OmniRAG-Agent: Agentic Omnimodal Reasoning for Low-Resource Long Audio-Video Question Answering
This addresses the challenge of costly and inefficient reasoning over long audio-video data for QA tasks, representing an incremental improvement with specific optimizations for low-resource settings.
The paper tackles the problem of low-resource long audio-video question answering by proposing OmniRAG-Agent, an agentic omnimodal method that uses retrieval-augmented generation and an agent loop with tool use, achieving consistent outperformance over prior methods on benchmarks like OmniVideoBench, WorldSense, and Daily-Omni.

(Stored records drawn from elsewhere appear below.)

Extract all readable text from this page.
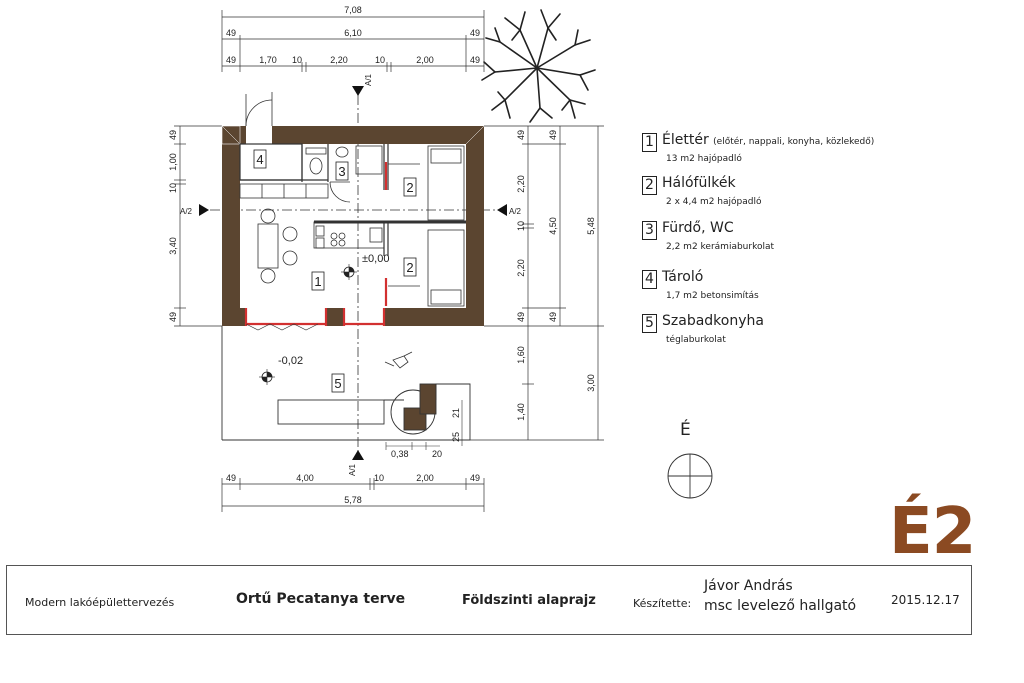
7,08
49	6,10	49
49	1,70 10	2,20	10	2,00	49
49	4,00	10	2,00	49
5,78
49
1,00
10
3,40
49
49
2,20
10
2,20
49
1,60
1,40
49
4,50
49
5,48
3,00
A/1
A/1
A/2	A/2
±0,00
-0,02
4
3
2
2
1
5
0,38	20
21
25
1 Élettér (előtér, nappali, konyha, közlekedő)
13 m2 hajópadló
2 Hálófülkék
2 x 4,4 m2 hajópadló
3 Fürdő, WC
2,2 m2 kerámiaburkolat
4 Tároló
1,7 m2 betonsimítás
5 Szabadkonyha
téglaburkolat
É
É2
Modern lakóépülettervezés	Ortű Pecatanya terve	Földszinti alaprajz	Készítette:
Jávor András
msc levelező hallgató	2015.12.17
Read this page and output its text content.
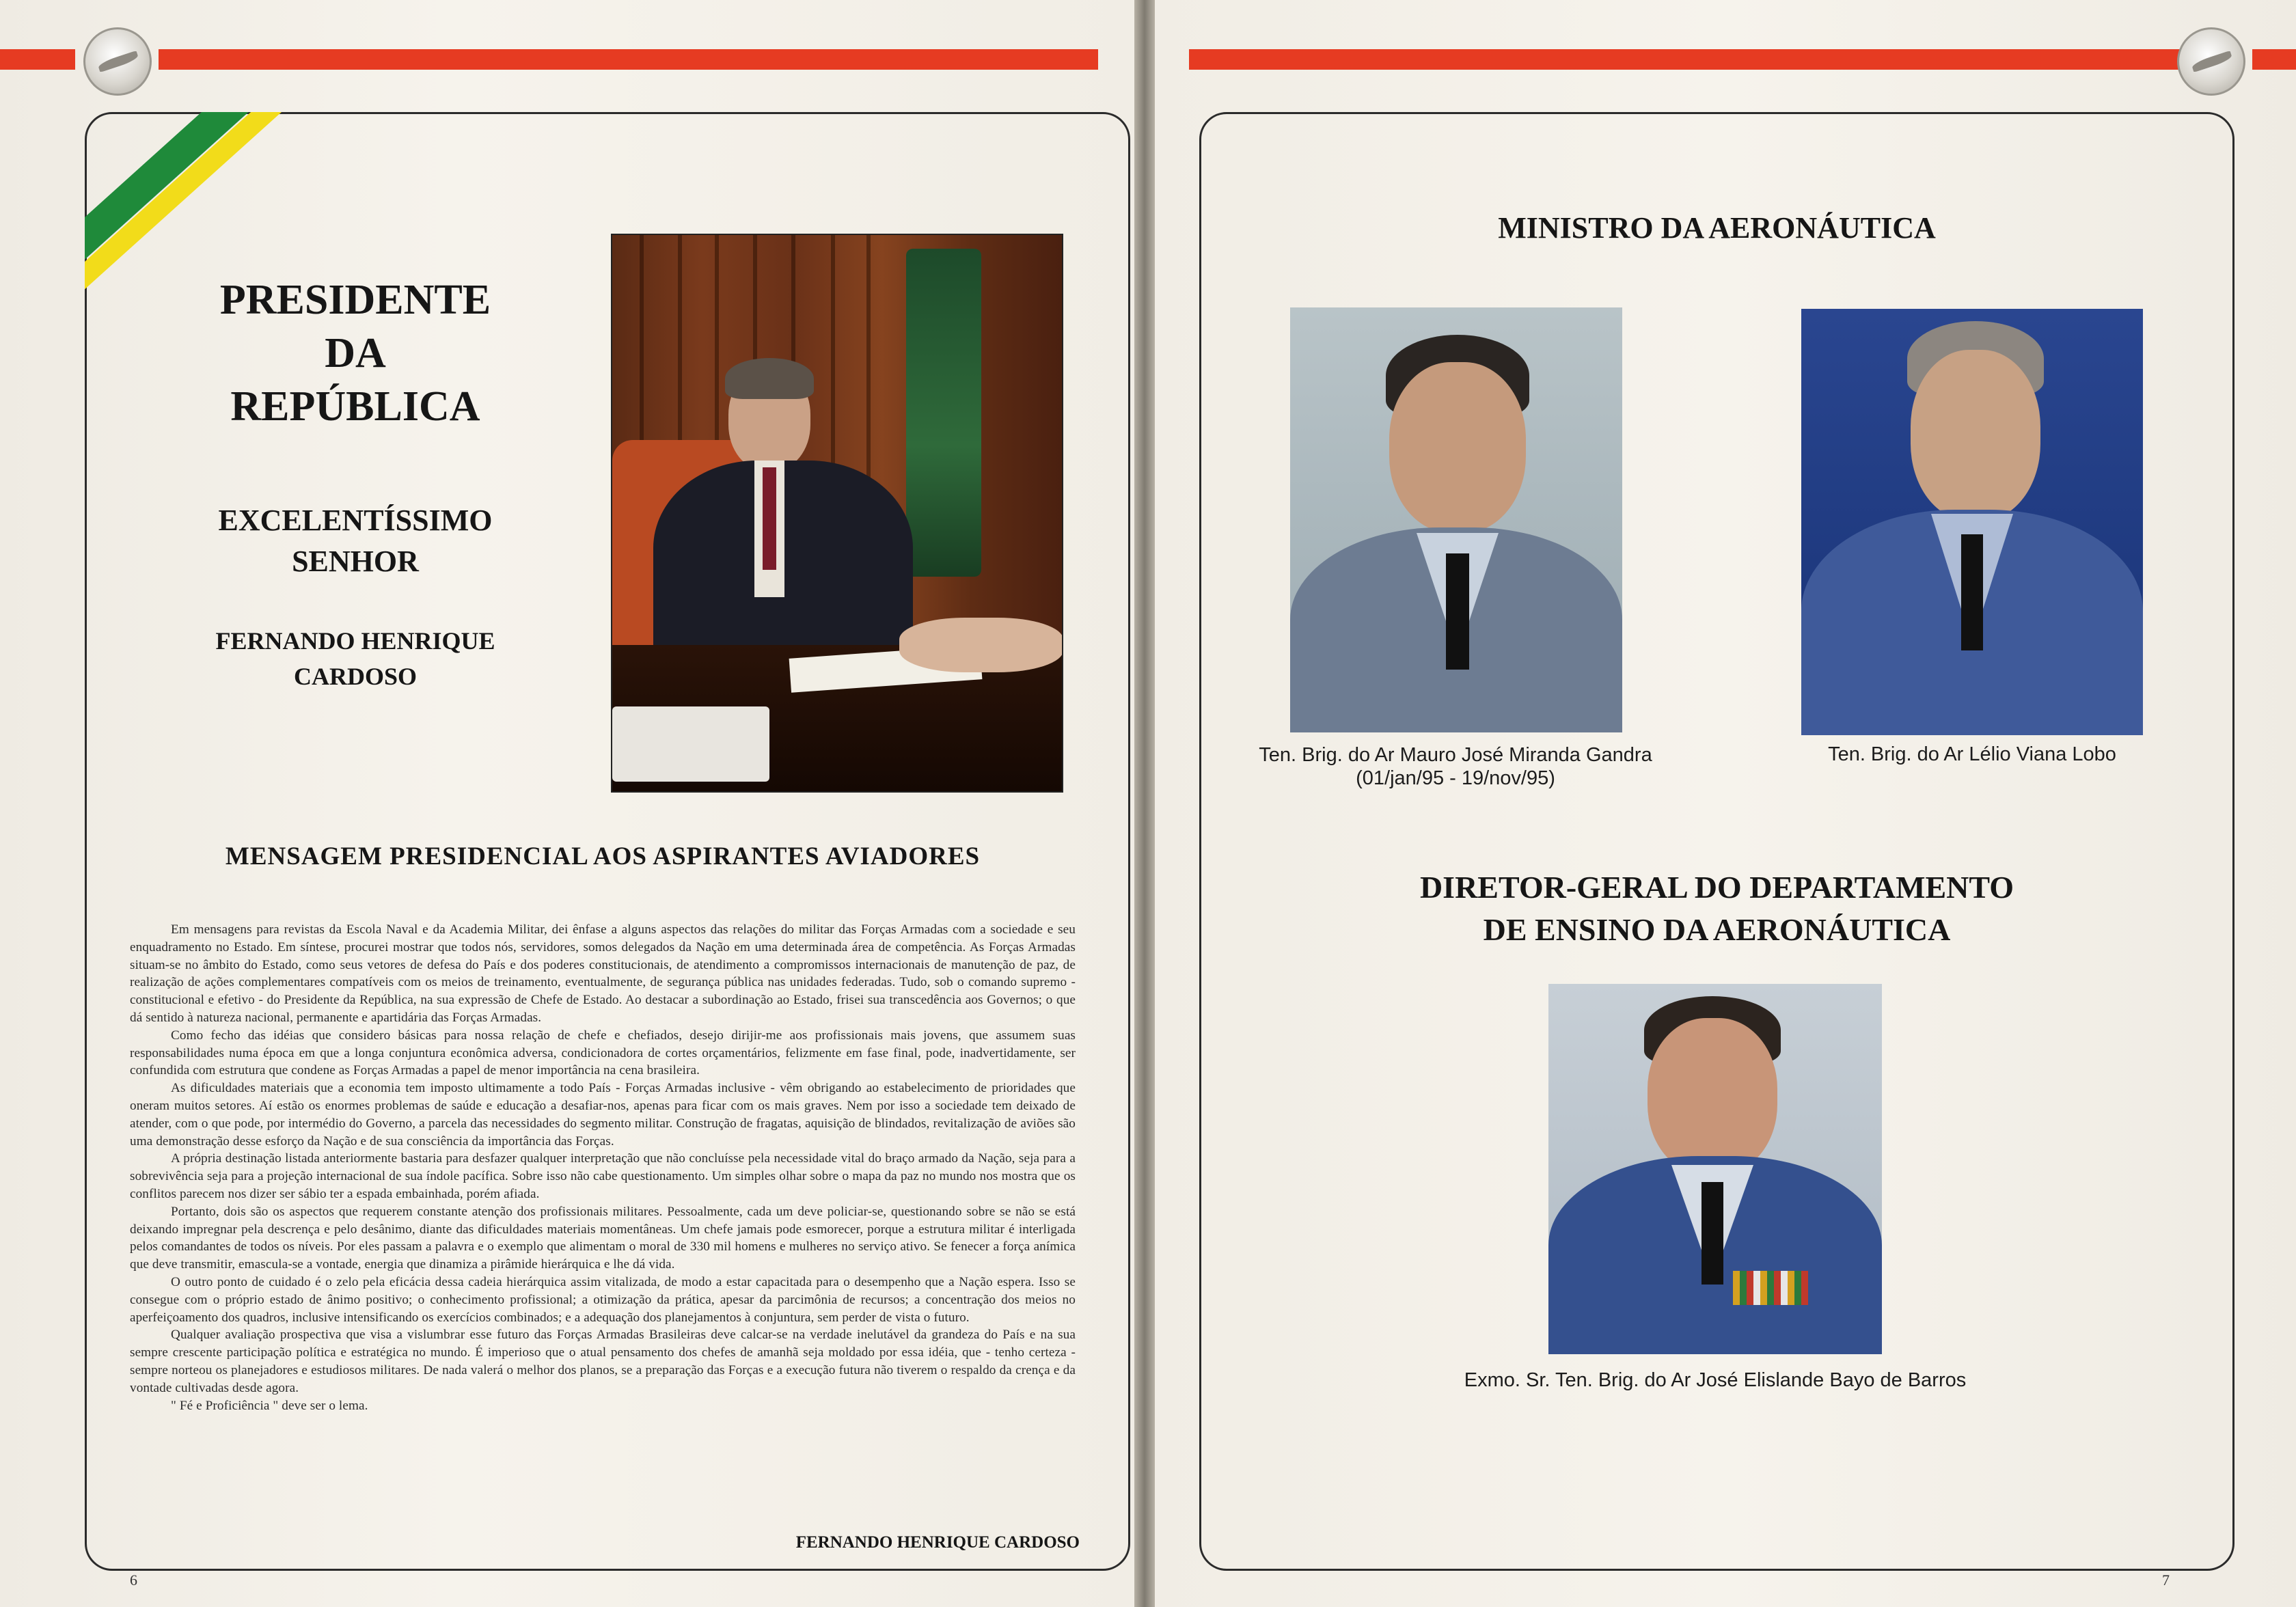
PRESIDENTE
DA
REPÚBLICA
EXCELENTÍSSIMO
SENHOR
FERNANDO HENRIQUE
CARDOSO
MENSAGEM PRESIDENCIAL AOS ASPIRANTES AVIADORES

Em mensagens para revistas da Escola Naval e da Academia Militar, dei ênfase a alguns aspectos das relações do militar das Forças Armadas com a sociedade e seu enquadramento no Estado. Em síntese, procurei mostrar que todos nós, servidores, somos delegados da Nação em uma determinada área de competência. As Forças Armadas situam-se no âmbito do Estado, como seus vetores de defesa do País e dos poderes constitucionais, de atendimento a compromissos internacionais de manutenção de paz, de realização de ações complementares compatíveis com os meios de treinamento, eventualmente, de segurança pública nas unidades federadas. Tudo, sob o comando supremo - constitucional e efetivo - do Presidente da República, na sua expressão de Chefe de Estado. Ao destacar a subordinação ao Estado, frisei sua transcedência aos Governos; o que dá sentido à natureza nacional, permanente e apartidária das Forças Armadas.

Como fecho das idéias que considero básicas para nossa relação de chefe e chefiados, desejo dirijir-me aos profissionais mais jovens, que assumem suas responsabilidades numa época em que a longa conjuntura econômica adversa, condicionadora de cortes orçamentários, felizmente em fase final, pode, inadvertidamente, ser confundida com estrutura que condene as Forças Armadas a papel de menor importância na cena brasileira.

As dificuldades materiais que a economia tem imposto ultimamente a todo País - Forças Armadas inclusive - vêm obrigando ao estabelecimento de prioridades que oneram muitos setores. Aí estão os enormes problemas de saúde e educação a desafiar-nos, apenas para ficar com os mais graves. Nem por isso a sociedade tem deixado de atender, com o que pode, por intermédio do Governo, a parcela das necessidades do segmento militar. Construção de fragatas, aquisição de blindados, revitalização de aviões são uma demonstração desse esforço da Nação e de sua consciência da importância das Forças.

A própria destinação listada anteriormente bastaria para desfazer qualquer interpretação que não concluísse pela necessidade vital do braço armado da Nação, seja para a sobrevivência seja para a projeção internacional de sua índole pacífica. Sobre isso não cabe questionamento. Um simples olhar sobre o mapa da paz no mundo nos mostra que os conflitos parecem nos dizer ser sábio ter a espada embainhada, porém afiada.

Portanto, dois são os aspectos que requerem constante atenção dos profissionais militares. Pessoalmente, cada um deve policiar-se, questionando sobre se não se está deixando impregnar pela descrença e pelo desânimo, diante das dificuldades materiais momentâneas. Um chefe jamais pode esmorecer, porque a estrutura militar é interligada pelos comandantes de todos os níveis. Por eles passam a palavra e o exemplo que alimentam o moral de 330 mil homens e mulheres no serviço ativo. Se fenecer a força anímica que deve transmitir, emascula-se a vontade, energia que dinamiza a pirâmide hierárquica e lhe dá vida.

O outro ponto de cuidado é o zelo pela eficácia dessa cadeia hierárquica assim vitalizada, de modo a estar capacitada para o desempenho que a Nação espera. Isso se consegue com o próprio estado de ânimo positivo; o conhecimento profissional; a otimização da prática, apesar da parcimônia de recursos; a concentração dos meios no aperfeiçoamento dos quadros, inclusive intensificando os exercícios combinados; e a adequação dos planejamentos à conjuntura, sem perder de vista o futuro.

Qualquer avaliação prospectiva que visa a vislumbrar esse futuro das Forças Armadas Brasileiras deve calcar-se na verdade inelutável da grandeza do País e na sua sempre crescente participação política e estratégica no mundo. É imperioso que o atual pensamento dos chefes de amanhã seja moldado por essa idéia, que - tenho certeza - sempre norteou os planejadores e estudiosos militares. De nada valerá o melhor dos planos, se a preparação das Forças e a execução futura não tiverem o respaldo da crença e da vontade cultivadas desde agora.

" Fé e Proficiência " deve ser o lema.

FERNANDO HENRIQUE CARDOSO
6
MINISTRO DA AERONÁUTICA
Ten. Brig. do Ar Mauro José Miranda Gandra
(01/jan/95 - 19/nov/95)
Ten. Brig. do Ar Lélio Viana Lobo
DIRETOR-GERAL DO DEPARTAMENTO
DE ENSINO DA AERONÁUTICA
Exmo. Sr. Ten. Brig. do Ar José Elislande Bayo de Barros
7
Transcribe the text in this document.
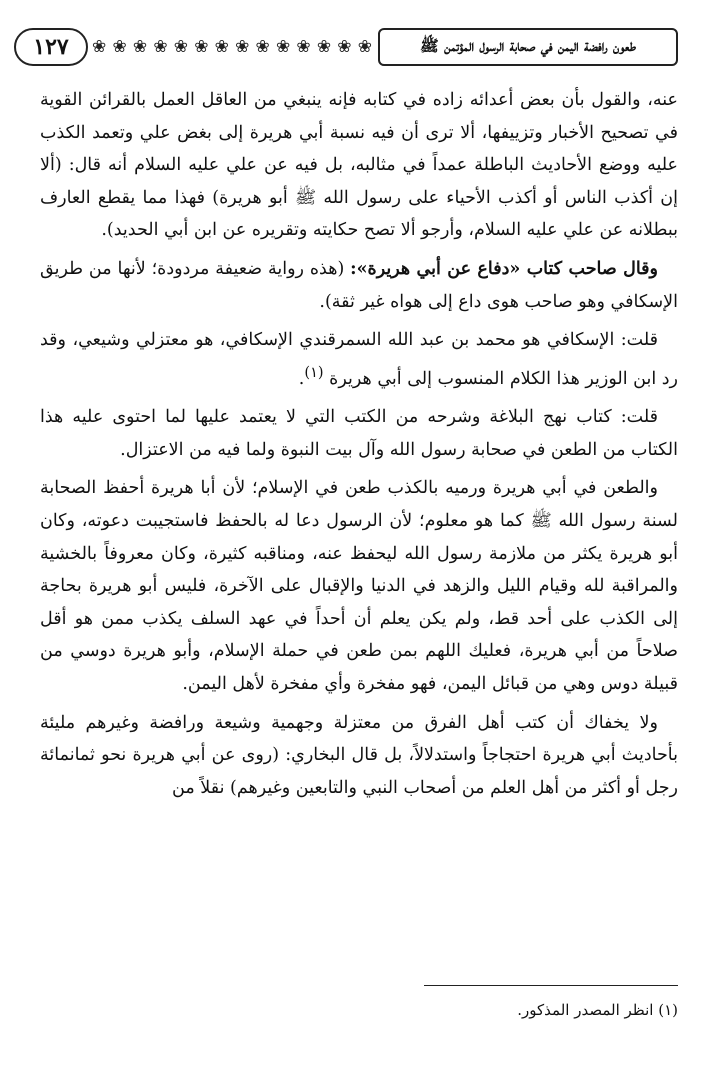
١٢٧	❀ ❀ ❀ ❀ ❀ ❀ ❀ ❀ ❀ ❀ ❀ ❀ ❀ ❀	طعون رافضة اليمن في صحابة الرسول المؤتمن ﷺ

عنه، والقول بأن بعض أعدائه زاده في كتابه فإنه ينبغي من العاقل العمل بالقرائن القوية في تصحيح الأخبار وتزييفها، ألا ترى أن فيه نسبة أبي هريرة إلى بغض علي وتعمد الكذب عليه ووضع الأحاديث الباطلة عمداً في مثالبه، بل فيه عن علي عليه السلام أنه قال: (ألا إن أكذب الناس أو أكذب الأحياء على رسول الله ﷺ أبو هريرة) فهذا مما يقطع العارف ببطلانه عن علي عليه السلام، وأرجو ألا تصح حكايته وتقريره عن ابن أبي الحديد).

وقال صاحب كتاب «دفاع عن أبي هريرة»: (هذه رواية ضعيفة مردودة؛ لأنها من طريق الإسكافي وهو صاحب هوى داع إلى هواه غير ثقة).

قلت: الإسكافي هو محمد بن عبد الله السمرقندي الإسكافي، هو معتزلي وشيعي، وقد رد ابن الوزير هذا الكلام المنسوب إلى أبي هريرة $^{(١)}$.

قلت: كتاب نهج البلاغة وشرحه من الكتب التي لا يعتمد عليها لما احتوى عليه هذا الكتاب من الطعن في صحابة رسول الله وآل بيت النبوة ولما فيه من الاعتزال.

والطعن في أبي هريرة ورميه بالكذب طعن في الإسلام؛ لأن أبا هريرة أحفظ الصحابة لسنة رسول الله ﷺ كما هو معلوم؛ لأن الرسول دعا له بالحفظ فاستجيبت دعوته، وكان أبو هريرة يكثر من ملازمة رسول الله ليحفظ عنه، ومناقبه كثيرة، وكان معروفاً بالخشية والمراقبة لله وقيام الليل والزهد في الدنيا والإقبال على الآخرة، فليس أبو هريرة بحاجة إلى الكذب على أحد قط، ولم يكن يعلم أن أحداً في عهد السلف يكذب ممن هو أقل صلاحاً من أبي هريرة، فعليك اللهم بمن طعن في حملة الإسلام، وأبو هريرة دوسي من قبيلة دوس وهي من قبائل اليمن، فهو مفخرة وأي مفخرة لأهل اليمن.

ولا يخفاك أن كتب أهل الفرق من معتزلة وجهمية وشيعة ورافضة وغيرهم مليئة بأحاديث أبي هريرة احتجاجاً واستدلالاً، بل قال البخاري: (روى عن أبي هريرة نحو ثمانمائة رجل أو أكثر من أهل العلم من أصحاب النبي والتابعين وغيرهم) نقلاً من

(١) انظر المصدر المذكور.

Long-horizon omnimodal question answering answers questions by reasoning over text, images, audio, and video. Despite recent progress on OmniLLMs, low-resource long audio-video QA still suffers from costly dense encoding, weak fine-grained retrieval, limited proactive planning, and no clear end-to-end optimization.To address these issues, we propose OmniRAG-Agent, an agentic omnimodal QA method for budgeted long audio-video reasoning. It builds an image-audio retrieval-augmented generation module that lets an OmniLLM fetch short, relevant frames and audio snippets from external banks. Moreover, it uses an agent loop that plans, calls tools across turns, and merges retrieved evidence to answer complex queries. Furthermore, we apply group relative policy optimization to jointly improve tool use and answer quality over time. Experiments on OmniVideoBench, WorldSense, and Daily-Omni show that OmniRAG-Agent consistently outperforms prior methods under low-resource settings and achieves strong results, with ablations validating each component.